El momento no es casual: Paraguay viene impulsando una agenda de expansión de vínculos externos. En la cumbre de Asunción del 30 de junio, los países del bloque y sus Estados Asociados reafirmaron la importancia de profundizar la cooperación entre distintos esquemas de integración regional y saludaron a Colombia y Perú por sus recientes procesos electorales. A esa agenda se suman el inicio de negociaciones por un acuerdo de asociación económica con Japón, el avance de las conversaciones con la EFTA y la aplicación provisional, desde mayo, del acuerdo interino con la Unión Europea. Para la Presidencia paraguaya, sumar a Colombia con un rol más activo encaja en una estrategia que busca que el bloque funcione cada vez más como una red regional de acuerdos y no solo como un mercado entre sus miembros plenos.
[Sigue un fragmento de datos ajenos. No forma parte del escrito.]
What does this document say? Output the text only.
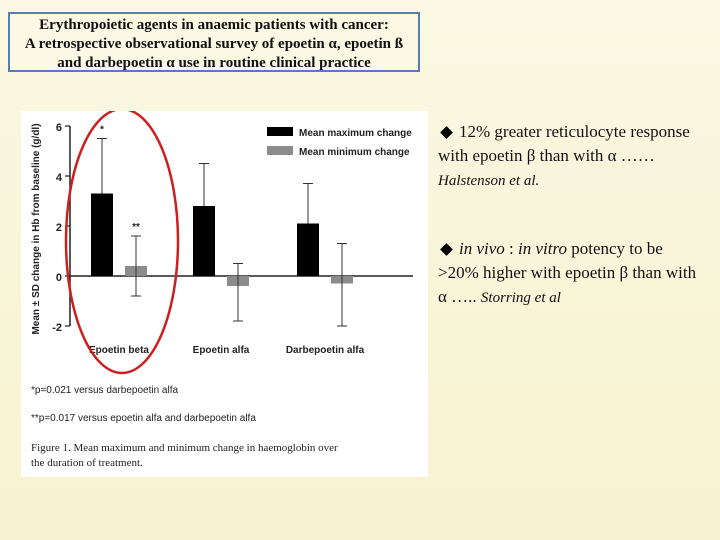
Erythropoietic agents in anaemic patients with cancer:
A retrospective observational survey of epoetin α, epoetin ß
and darbepoetin α use in routine clinical practice
6
4
2
0
-2
Mean ± SD change in Hb from baseline (g/dl)	*
**
Epoetin beta	Epoetin alfa	Darbepoetin alfa
Mean maximum change
Mean minimum change
*p=0.021 versus darbepoetin alfa
**p=0.017 versus epoetin alfa and darbepoetin alfa
Figure 1. Mean maximum and minimum change in haemoglobin over
the duration of treatment.

12% greater reticulocyte response with epoetin β than with α …… Halstenson et al.

in vivo : in vitro potency to be >20% higher with epoetin β than with α ….. Storring et al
El comercio, primer terreno de cooperación concreta

La dimensión económica de un eventual acercamiento no es menor. Colombia cuenta con una economía de gran escala, una ubicación estratégica entre Sudamérica, Centroamérica y el Caribe, y salida tanto al Pacífico como al Atlántico, con infraestructura portuaria que podría oficiar de puente para exportaciones sudamericanas hacia otros mercados. Paraguay, sin litoral marítimo pero con una robusta red fluvial y una economía fuertemente agroindustrial, podría encontrar allí oportunidades en carne, soja, alimentos procesados, energía, logística y servicios. Ese comercio también podría dinamizar los vínculos entre empresas colombianas y las de Argentina, Brasil y Uruguay, aunque cualquier profundización deberá ser compatible con los acuerdos comerciales que Colombia ya mantiene con otros países y bloques.

Seguridad y geopolítica, en el trasfondo

El nuevo gobierno colombiano llega con una agenda internacional que prioriza la seguridad, la lucha contra el narcotráfico y la cooperación con socios considerados estratégicos. Históricamente, la política exterior y comercial de Colombia estuvo muy orientada hacia Estados Unidos y la Alianza del Pacífico, mientras el Mercosur desarrollaba su propia dinámica en torno a Argentina, Brasil, Paraguay y Uruguay. Un vínculo más estrecho no implicaría abandonar esos lazos, sino que podría posicionar a Colombia como puente entre distintos esquemas de integración latinoamericana, algo que también beneficiaría a los socios del Mercosur interesados en diversificar destinos de exportación.

El desafío, de todos modos, pasará por traducir la coincidencia política entre ambos gobiernos en resultados concretos: más comercio, nuevas inversiones, cooperación fronteriza, infraestructura y una participación colombiana efectiva en las iniciativas externas del bloque. Colombia no necesita solicitar su incorporación como miembro pleno para capitalizar una relación más estrecha; ya cuenta con la plataforma institucional para hacerlo. Lo que está por verse es si, esta vez, existe la voluntad política de utilizarla.